I'll be honest, I was a bit fearful of that response
. I did worry that I would be presented with arguments on why intervention was a bad idea. At that point I figured we would engage in some kind of dialogue about the different types of interventions, pros and cons and in the end we would have to make specific decisions on what types of interventions we wanted to insist on.
Instead I heard this.
"We aren't equipped for any kind of interventions. If you wanted to do that you would have to deliver at a different hospital."
He basically said that they are equipped to handle premature babies but that is about the extent.
My husband asked for some clarification regarding what they were not equipped to do with a Trisomy 13 baby.
He started listing examples of things they wouldn't be able to do. Like surgeries.
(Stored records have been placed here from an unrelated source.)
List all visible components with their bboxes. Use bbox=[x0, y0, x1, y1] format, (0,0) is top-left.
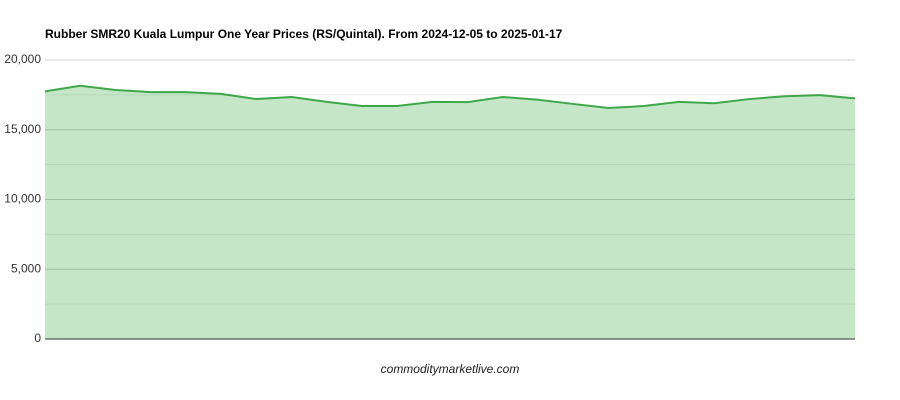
y-tick-label: 0 bbox=[34, 331, 41, 345]
source: commoditymarketlive.com bbox=[381, 362, 520, 376]
chart-title: Rubber SMR20 Kuala Lumpur One Year Price… bbox=[45, 27, 563, 41]
y-tick-label: 10,000 bbox=[4, 192, 41, 206]
area-fill bbox=[45, 85, 855, 340]
line bbox=[44, 84, 856, 109]
y-tick-label: 20,000 bbox=[4, 52, 41, 66]
y-tick-label: 15,000 bbox=[4, 122, 41, 136]
y-tick-label: 5,000 bbox=[11, 261, 41, 275]
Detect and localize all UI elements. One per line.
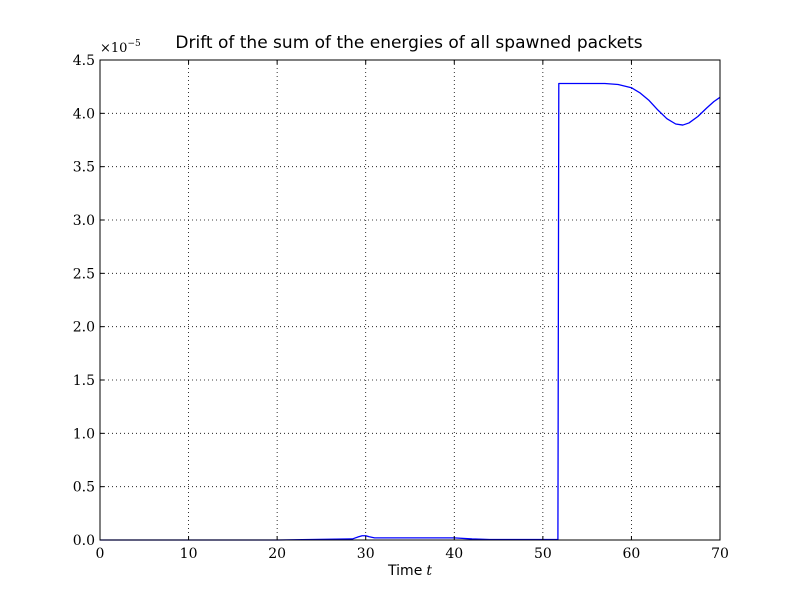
x-tick-label: 0 [96,546,105,562]
x-tick-label: 40 [445,546,463,562]
offset-label-base: ×10 [100,41,127,56]
plot-area [100,60,720,540]
y-tick-label: 2.5 [73,266,95,282]
ticks [99,59,721,541]
x-tick-label: 20 [268,546,286,562]
y-tick-label: 1.5 [73,373,95,389]
x-tick-label: 30 [357,546,375,562]
x-tick-label: 70 [711,546,729,562]
series-layer [100,82,721,541]
x-tick-labels: 0 10 20 30 40 50 60 70 [96,546,729,562]
x-tick-label: 50 [534,546,552,562]
y-tick-label: 1.0 [73,426,95,442]
y-tick-label: 4.0 [73,106,95,122]
y-tick-labels: 0.0 0.5 1.0 1.5 2.0 2.5 3.0 3.5 4.0 4.5 [73,53,95,549]
y-tick-label: 2.0 [73,320,95,336]
y-tick-label: 3.5 [73,160,95,176]
y-tick-label: 0.5 [73,480,95,496]
y-tick-label: 0.0 [73,533,95,549]
plot-frame [99,59,721,541]
series-line [100,82,721,541]
x-axis-label-text: Time [387,563,422,579]
x-tick-label: 60 [623,546,641,562]
y-tick-label: 3.0 [73,213,95,229]
x-axis-label: Time t [387,563,432,579]
x-tick-label: 10 [180,546,198,562]
offset-label: ×10−5 [100,39,141,56]
y-tick-label: 4.5 [73,53,95,69]
chart-title: Drift of the sum of the energies of all … [175,33,642,53]
x-axis-label-variable: t [426,563,432,579]
offset-label-exponent: −5 [127,39,141,49]
grid [100,60,720,540]
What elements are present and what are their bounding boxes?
For example if the baby needed heart surgery they wouldn't be able to perform it at that hospital.
I pointed out that we had already met with a fetal cardiologist who told us that heart surgery wouldn't be performed at birth for a VSD on any infant. She also pointed out that Trisomy 13 babies don't die of heart failure they die of respiratory failure because of the Apnea. The brain simply does not send the signal to breath. She also specifically stated that the hospital we have been planning on delivering at is "more than equipped to handle the needs of a Trisomy 13 baby." (My husband at the time told me he got the vibe of "since there isn't anything we can do anyway" but I didn't pick up on that at time time. Now I fear he might have been right.)
The response to that was basically, yes that's correct but if the baby did have to be put on any kind of breathing assistance we aren't really equipped to do that and then send them home. For example if the baby needed to go home with a c-pap machine we wouldn't be able to provide one.
He also brought up feeding tubes and said again that wouldn't be something they could provide for at home care.
A pretty much exact quote.
"If you were planning on actually taking the baby home, we wouldn't be equipped for that."
In other words, we are only equipped if the baby doesn't survive.